Con un prestigio en ascenso, se pone en su espalda la salvación del Carnegie Hall, que corre el riesgo de desaparecer. Sucede que un arquitecto sugiere la demolición de la sala de conciertos, inaugurada en 1891 para dar lugar a un edificio de una cuarentena de pisos. Lanza una campaña para su preservación. Consigue la aprobación de una ley y la ciudad de Nueva York adquiere la sala por US$5 millones.

“No es solo un edificio. Es una idea. Es una mitología necesaria para la música… cuando uno cree en algo, puede mover montañas”, asevera.

1973. Recrudece la guerra en Medio Oriente. El violín ayuda a curar las heridas en los hospitales israelíes. “Jamás en toda mi carrera tuve la impresión de ser más útil: poder llevar un poco de alivio a tanto sufrimiento. Entonces agradecí a Dios por ser músico”, revela.

El humor descongela

1979. Su vida sufre un vuelco importante cuando yanquis intentan descongelar la Guerra Fría con China. El documental “De Mao a Mozart”, galardonado con el Oscar al año siguiente, muestra el viaje de Stern al milenario país.
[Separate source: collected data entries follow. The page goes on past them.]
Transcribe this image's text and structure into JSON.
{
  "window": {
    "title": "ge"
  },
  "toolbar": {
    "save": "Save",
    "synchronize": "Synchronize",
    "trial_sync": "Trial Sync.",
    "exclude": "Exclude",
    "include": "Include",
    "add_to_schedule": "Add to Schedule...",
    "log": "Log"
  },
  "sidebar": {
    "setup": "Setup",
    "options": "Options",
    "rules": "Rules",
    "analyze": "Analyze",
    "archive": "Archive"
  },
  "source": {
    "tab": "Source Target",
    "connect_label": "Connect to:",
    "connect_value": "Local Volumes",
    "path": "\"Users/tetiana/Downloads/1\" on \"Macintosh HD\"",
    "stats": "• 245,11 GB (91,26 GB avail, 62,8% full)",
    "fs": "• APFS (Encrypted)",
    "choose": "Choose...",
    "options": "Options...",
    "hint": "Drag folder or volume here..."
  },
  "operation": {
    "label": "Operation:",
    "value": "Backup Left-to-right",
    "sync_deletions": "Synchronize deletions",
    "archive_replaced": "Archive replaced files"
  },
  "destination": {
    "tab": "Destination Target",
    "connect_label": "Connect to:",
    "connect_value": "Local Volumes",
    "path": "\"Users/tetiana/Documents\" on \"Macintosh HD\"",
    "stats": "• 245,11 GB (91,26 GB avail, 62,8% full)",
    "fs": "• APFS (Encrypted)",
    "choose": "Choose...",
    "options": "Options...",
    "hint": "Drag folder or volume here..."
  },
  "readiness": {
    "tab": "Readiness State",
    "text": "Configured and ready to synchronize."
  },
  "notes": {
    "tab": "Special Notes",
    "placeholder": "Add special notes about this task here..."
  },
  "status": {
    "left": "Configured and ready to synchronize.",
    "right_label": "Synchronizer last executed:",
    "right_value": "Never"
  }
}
La cinta pone de relieve no solo su personalidad musical, sino también su humor con el que conquista a miles de personas. “Con la mitad del costo de un sistema de misiles podríamos promover las artes de Estados Unidos por 20 o 30 años”, sostiene.

Es el descubridor de varios talentos: Pinchas Zukerman, Itzhak Perlman, Shlomo Mintz, Yo-Yo Ma... No se dedica a la docencia pero se presta a escuchar a los jóvenes violinistas: “los oriento y pongo en práctica la lección de mi maestro Naoum Blinder, quien nunca me dijo cómo debía tocar, sino cómo no debía hacerlo. Lo cual marca una gran diferencia si se quiere ser un artista con real personalidad… Ninguna sociedad puede llamarse civilizada si no cuida de las artes, no como un adorno ocasional, sino como una necesidad básica”.

Varios compositores contemporáneos escriben para él. Graba casi todo el repertorio violinístico. 1996. Linda Reynolds se gana su corazón y lo lleva nuevamente al altar. En 2000, la Real Academia de Suecia de Música le obsequia el Polar Music Prize.

2001. Manhattan, septiembre 22. Ese sábado, los 81 años se han subido al ómnibus. “¡Me niego a morir!”, la postrera exclamación de su amado chelista Pablo Casals, estremece el vidrio de la ventanilla. Ese anhelo había quedado anclado en la memoria del violinista regordete, de batracio rostro, azulados ojos y aires rusos, alguna vez discípulo del renombrado catalán. Comprende entonces que la música es un acto vital, generador de la comunicación. “Para tocar bien el violín, para ser un buen músico, hay que tener buen humor, hay que estar contento de estar arriba del escenario tocando para gente que disfruta oyéndolo a uno. Si uno no siente esa alegría en el corazón, se podrá ser un buen técnico y un virtuoso, pero jamás un artista. La simplicidad es la única cosa verdaderamente difícil en la música”, murmura. Con las voces del corazón del violín, Isaac Stern se está abriendo paso en la eternidad.